Unzip the zip file, which will expand into a file called 600k US Housing Properties.csv.
Upload this file to an Amazon Simple Storage Service (Amazon S3) bucket of your choice in the AWS account where you’ll be deploying the AWS Cloud Development Kit (AWS CDK) Replace <bucket-name> with the bucket in your account.

aws s3 cp "./600K US Housing Properties.csv" s3://<bucket-name>/

Deploy the solution

Clone the repository from GitHub.

git clone https://github.com/aws-samples/cdk-rds-pg-memdb-text-to-sql
cd cdk-rds-pg-memdb-text-to-sql/

Setup the Python environment and install dependencies.

python3 -m venv .venv
source .venv/bin/activate
pip install -r requirements.txt

Deploy the CDK application and specify the S3 bucket name used in the previous section as a parameter. It will take about 20-30 minutes to deploy the MemoryDB and RDS instances. Replace <account-id> and <bucket-name> with your AWS account ID and bucket name from the previous section.

cdk bootstrap aws://<account-id>/us-west-2
cdk deploy –-all --parameters AppStack:S3BucketName=<bucket-name>

Note: if you receive an error at this step, ensure Docker is running on the local host or laptop, docker –-version verifies if the service is running locally.

Use the py script to access the bastion host.
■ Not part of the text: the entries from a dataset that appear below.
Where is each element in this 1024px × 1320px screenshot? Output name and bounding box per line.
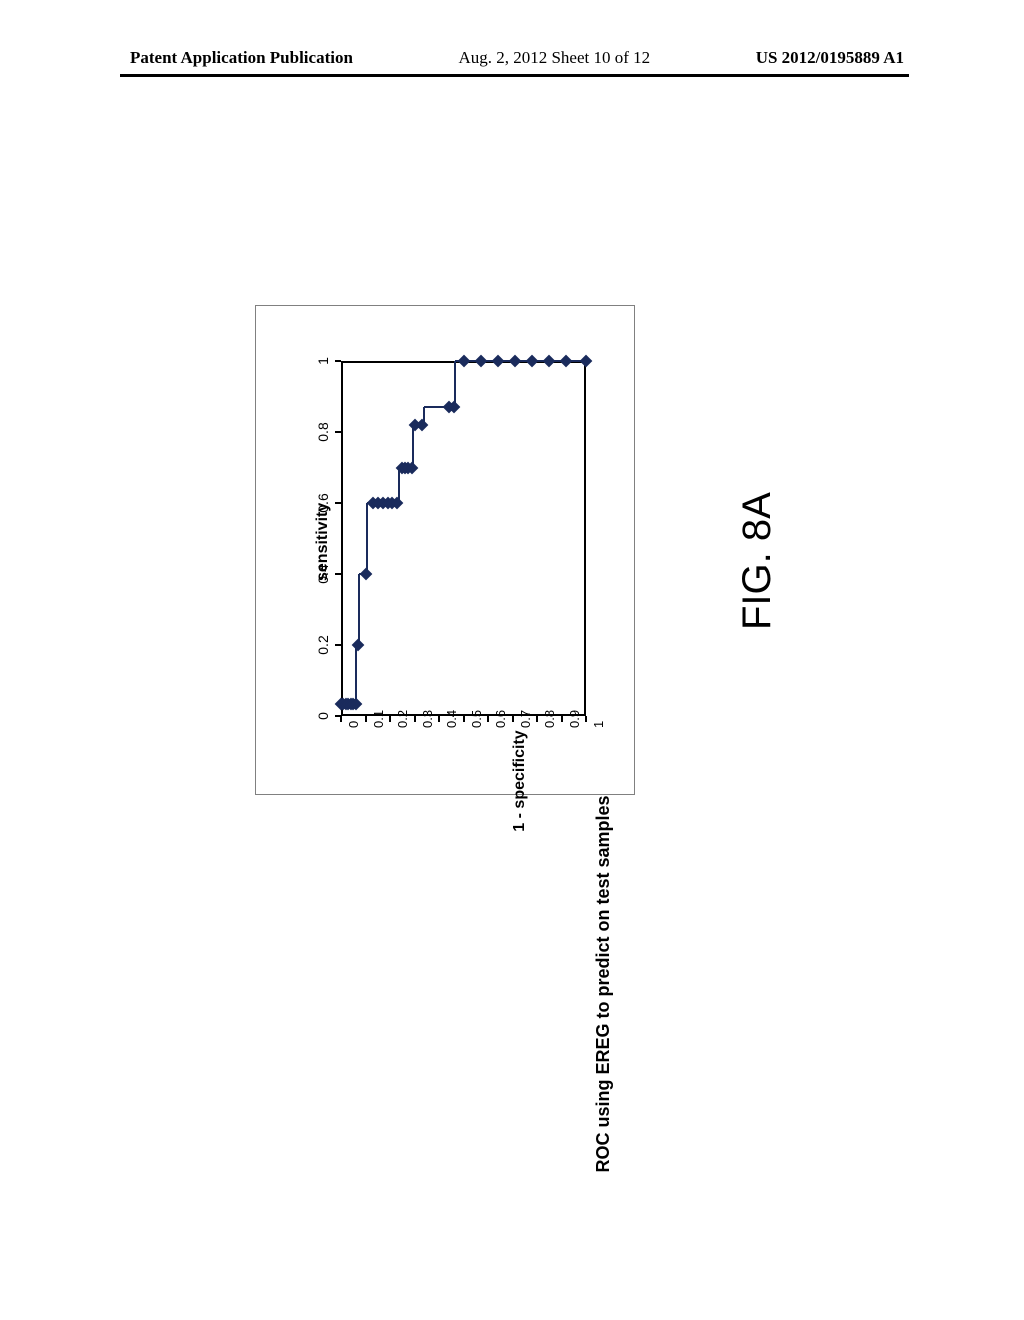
xtick-label: 1 <box>591 721 606 728</box>
xtick <box>438 716 440 722</box>
header-center: Aug. 2, 2012 Sheet 10 of 12 <box>458 48 650 68</box>
xtick-label: 0.1 <box>371 710 386 728</box>
xtick <box>561 716 563 722</box>
xtick-label: 0.4 <box>444 710 459 728</box>
header-divider <box>120 74 909 77</box>
ytick-label: 0 <box>315 712 331 720</box>
header-left: Patent Application Publication <box>130 48 353 68</box>
page-header: Patent Application Publication Aug. 2, 2… <box>0 48 1024 68</box>
xtick-label: 0.9 <box>567 710 582 728</box>
xtick-label: 0 <box>346 721 361 728</box>
roc-line-segment <box>366 503 368 574</box>
ytick-label: 0.6 <box>315 493 331 512</box>
ytick <box>335 573 341 575</box>
xtick-label: 0.7 <box>518 710 533 728</box>
ytick-label: 0.4 <box>315 564 331 583</box>
chart-title: ROC using EREG to predict on test sample… <box>593 794 614 1174</box>
xtick-label: 0.6 <box>493 710 508 728</box>
xtick <box>340 716 342 722</box>
xtick-label: 0.5 <box>469 710 484 728</box>
ytick <box>335 502 341 504</box>
xtick <box>487 716 489 722</box>
xtick-label: 0.2 <box>395 710 410 728</box>
xtick <box>536 716 538 722</box>
xtick <box>365 716 367 722</box>
ytick-label: 1 <box>315 357 331 365</box>
xtick <box>414 716 416 722</box>
ytick <box>335 644 341 646</box>
plot-area <box>341 361 586 716</box>
figure-frame: ROC using EREG to predict on test sample… <box>255 305 635 795</box>
ytick <box>335 431 341 433</box>
xtick <box>585 716 587 722</box>
xtick <box>389 716 391 722</box>
plot-box: 1 - specificity 00.20.40.60.8100.10.20.3… <box>341 361 586 716</box>
ytick <box>335 360 341 362</box>
header-right: US 2012/0195889 A1 <box>756 48 904 68</box>
ytick-label: 0.8 <box>315 422 331 441</box>
xtick <box>512 716 514 722</box>
xtick <box>463 716 465 722</box>
xtick-label: 0.8 <box>542 710 557 728</box>
xtick-label: 0.3 <box>420 710 435 728</box>
ytick-label: 0.2 <box>315 635 331 654</box>
figure-label: FIG. 8A <box>735 492 780 630</box>
roc-line-segment <box>355 645 357 704</box>
xaxis-title: 1 - specificity <box>511 730 529 831</box>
 python3 setup_helper.py bastion

To perform these steps, you must have the Session Manager plugin for the AWS CLI installed as per the prerequisites. You can verify the Session Manager plugin installation by following the steps to Verify the Session Manager plugin installation.
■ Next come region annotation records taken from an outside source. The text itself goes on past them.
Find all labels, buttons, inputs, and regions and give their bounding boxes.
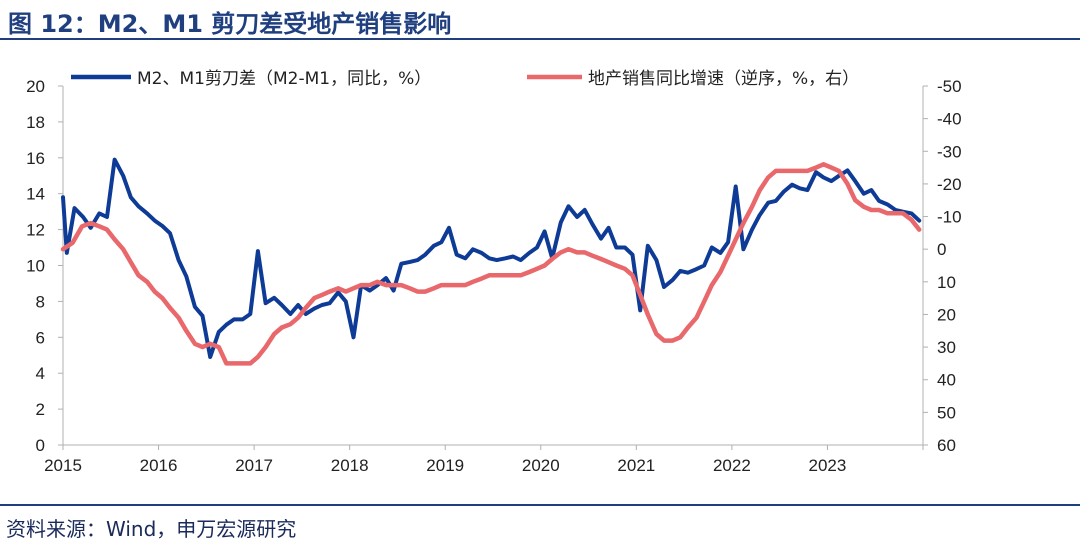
right-tick-label: -50: [937, 77, 962, 96]
source-divider: [0, 504, 1080, 506]
x-tick-label: 2019: [426, 456, 464, 475]
right-tick-label: 20: [937, 305, 956, 324]
x-tick-label: 2021: [617, 456, 655, 475]
left-tick-label: 4: [36, 364, 45, 383]
chart-title: 图 12：M2、M1 剪刀差受地产销售影响: [8, 10, 452, 38]
left-tick-label: 18: [26, 113, 45, 132]
title-divider: [0, 38, 1080, 40]
legend-label-m2-m1: M2、M1剪刀差（M2-M1，同比，%）: [137, 69, 431, 89]
left-tick-label: 20: [26, 77, 45, 96]
x-tick-label: 2018: [331, 456, 369, 475]
right-tick-label: 30: [937, 338, 956, 357]
scissor-gap-chart: 0 2 4 6 8 10 12 14 16 18 20 60 50 40 30 20 10 0 -10 -20 -30 -…: [26, 69, 962, 475]
left-tick-label: 14: [26, 185, 45, 204]
right-tick-label: -20: [937, 175, 962, 194]
left-tick-label: 0: [36, 436, 45, 455]
x-tick-label: 2023: [809, 456, 847, 475]
left-tick-label: 16: [26, 149, 45, 168]
m2-m1-gap-line: [61, 157, 922, 359]
right-tick-label: -40: [937, 110, 962, 129]
source-note: 资料来源：Wind，申万宏源研究: [6, 517, 297, 541]
x-tick-label: 2020: [522, 456, 560, 475]
right-tick-label: 10: [937, 273, 956, 292]
right-tick-label: 50: [937, 403, 956, 422]
right-tick-label: -30: [937, 142, 962, 161]
left-tick-label: 2: [36, 400, 45, 419]
chart-axes: 0 2 4 6 8 10 12 14 16 18 20 60 50 40 30 20 10 0 -10 -20 -30 -…: [26, 77, 962, 475]
right-tick-label: 40: [937, 371, 956, 390]
left-tick-label: 12: [26, 221, 45, 240]
left-tick-label: 8: [36, 292, 45, 311]
right-tick-label: 60: [937, 436, 956, 455]
left-tick-label: 10: [26, 257, 45, 276]
right-tick-label: 0: [937, 240, 946, 259]
chart-series: [60, 157, 922, 366]
right-tick-label: -10: [937, 208, 962, 227]
property-sales-line: [60, 162, 922, 366]
x-tick-label: 2017: [235, 456, 273, 475]
chart-legend: M2、M1剪刀差（M2-M1，同比，%） 地产销售同比增速（逆序，%，右）: [71, 69, 859, 89]
legend-label-property-sales: 地产销售同比增速（逆序，%，右）: [588, 69, 859, 89]
left-tick-label: 6: [36, 328, 45, 347]
x-tick-label: 2016: [140, 456, 178, 475]
x-tick-label: 2022: [713, 456, 751, 475]
x-tick-label: 2015: [44, 456, 82, 475]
Run the command provided by the script to use Session Manager, a capability of AWS Systems Manager, to access the bastion host. This will also set the SECRET_NAME environment variable for the session to configure the RDS database.

On the bastion host, install required dependencies.

sudo yum install -y postgresql15 python3-pip
python3 -m pip install "psycopg[binary]>=3.1.12" boto3 pandas numpy

Copy the artifact file from the S3 bucket name used in the previous section (Download the dataset and upload to Amazon S3) to the bastion host.

aws s3 cp "s3://<bucket-name>/600K US Housing Properties.csv" .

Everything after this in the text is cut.